Some limitations encountered in this study include sample size, modest effect size of the reported findings, patient heterogeneity, and intercenter differences in patient selection and sample preparation and storage. Although we were able to confirm the transportability of several miRNAs in this international multicenter study population, we were also surprised that only few miRNAs were corroborated in all 4 centers. We believe that the inability to observe differences across all cohorts is likely attributed to these aforementioned limitations, in particular the low power of the study, especially considering the number of multiple comparisons. At the same time, we performed the analysis using all available samples rather than performing an a priori power calculation to determine the correct sample size. The heterogeneity of the population can be overcome in future studies by increasing the sample size across all comparison groups and using a standard procedure for patient's sample collection and storage. A sample size of 124 would be required to have 80% power to detect the all the differences observed in table 2 using a 2-sample t-test.

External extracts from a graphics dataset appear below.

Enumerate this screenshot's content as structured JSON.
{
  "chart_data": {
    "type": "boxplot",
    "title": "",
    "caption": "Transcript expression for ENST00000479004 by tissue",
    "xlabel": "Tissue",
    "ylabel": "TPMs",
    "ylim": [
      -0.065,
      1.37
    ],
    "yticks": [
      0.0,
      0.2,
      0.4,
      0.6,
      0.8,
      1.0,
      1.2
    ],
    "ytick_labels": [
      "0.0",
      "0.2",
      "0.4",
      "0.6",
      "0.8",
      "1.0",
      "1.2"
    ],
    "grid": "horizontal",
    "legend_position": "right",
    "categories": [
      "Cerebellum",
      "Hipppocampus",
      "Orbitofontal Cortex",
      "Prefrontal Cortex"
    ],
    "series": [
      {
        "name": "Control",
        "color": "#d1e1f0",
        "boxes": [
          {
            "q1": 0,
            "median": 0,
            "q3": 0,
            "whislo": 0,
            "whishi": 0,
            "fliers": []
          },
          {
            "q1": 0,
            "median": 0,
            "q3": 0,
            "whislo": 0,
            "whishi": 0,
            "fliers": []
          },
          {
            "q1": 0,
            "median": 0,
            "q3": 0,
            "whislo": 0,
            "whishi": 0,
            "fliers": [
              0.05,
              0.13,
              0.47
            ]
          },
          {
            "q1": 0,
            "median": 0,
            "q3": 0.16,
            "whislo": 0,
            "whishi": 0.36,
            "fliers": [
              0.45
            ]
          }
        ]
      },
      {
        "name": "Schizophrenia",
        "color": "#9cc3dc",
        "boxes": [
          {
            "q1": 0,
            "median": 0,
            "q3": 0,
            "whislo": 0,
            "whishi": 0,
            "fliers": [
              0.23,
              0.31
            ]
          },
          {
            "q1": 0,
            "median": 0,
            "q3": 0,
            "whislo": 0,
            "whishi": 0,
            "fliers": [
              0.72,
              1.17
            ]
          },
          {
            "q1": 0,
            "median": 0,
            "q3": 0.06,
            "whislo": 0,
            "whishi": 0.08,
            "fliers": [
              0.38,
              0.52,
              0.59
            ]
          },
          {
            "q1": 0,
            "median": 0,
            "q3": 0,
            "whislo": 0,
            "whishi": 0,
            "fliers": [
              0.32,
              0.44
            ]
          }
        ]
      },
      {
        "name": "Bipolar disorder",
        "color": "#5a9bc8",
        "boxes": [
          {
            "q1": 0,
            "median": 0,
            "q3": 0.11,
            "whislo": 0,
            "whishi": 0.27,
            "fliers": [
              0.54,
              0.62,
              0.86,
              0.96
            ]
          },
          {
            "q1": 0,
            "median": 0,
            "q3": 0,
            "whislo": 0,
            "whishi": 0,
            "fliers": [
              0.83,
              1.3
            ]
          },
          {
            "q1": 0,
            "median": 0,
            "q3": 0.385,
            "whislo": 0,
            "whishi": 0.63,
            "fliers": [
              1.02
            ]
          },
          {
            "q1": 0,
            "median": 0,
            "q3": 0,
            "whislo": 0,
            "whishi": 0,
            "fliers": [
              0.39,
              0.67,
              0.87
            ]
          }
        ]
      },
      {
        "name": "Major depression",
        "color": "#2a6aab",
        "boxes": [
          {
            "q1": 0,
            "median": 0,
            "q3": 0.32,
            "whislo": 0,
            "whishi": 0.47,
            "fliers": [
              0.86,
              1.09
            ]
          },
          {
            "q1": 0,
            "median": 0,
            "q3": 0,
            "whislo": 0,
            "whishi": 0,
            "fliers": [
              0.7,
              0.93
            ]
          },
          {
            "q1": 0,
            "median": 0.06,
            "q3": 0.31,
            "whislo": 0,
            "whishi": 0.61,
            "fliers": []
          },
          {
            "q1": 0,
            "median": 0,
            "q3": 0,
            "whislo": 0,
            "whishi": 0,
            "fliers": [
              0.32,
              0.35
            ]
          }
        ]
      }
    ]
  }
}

We were also unable to validate any differentially expressed miRNAs in the RRMS population across multiple centers. Notably, there is a higher variability in the EDSS scores of the patients with RRMS collected from multiple centers (table 1).

This is an attempt to examine the potential of miRNAs as biomarkers in an international multicenter setting for the diagnosis and correlation with disability in MS. It is also an attempt to build a prediction model in a validation phase after a training phase and a discovery phase. We found a promising candidate (hsa-miR-337-3p) to be used to identify a progression state that has great potential for translation to a clinical setting. Altogether, our work on circulating miRNA biomarkers is likely to help promote the development of novel tools for noninvasive diagnosis and therapeutic prognosis for MS.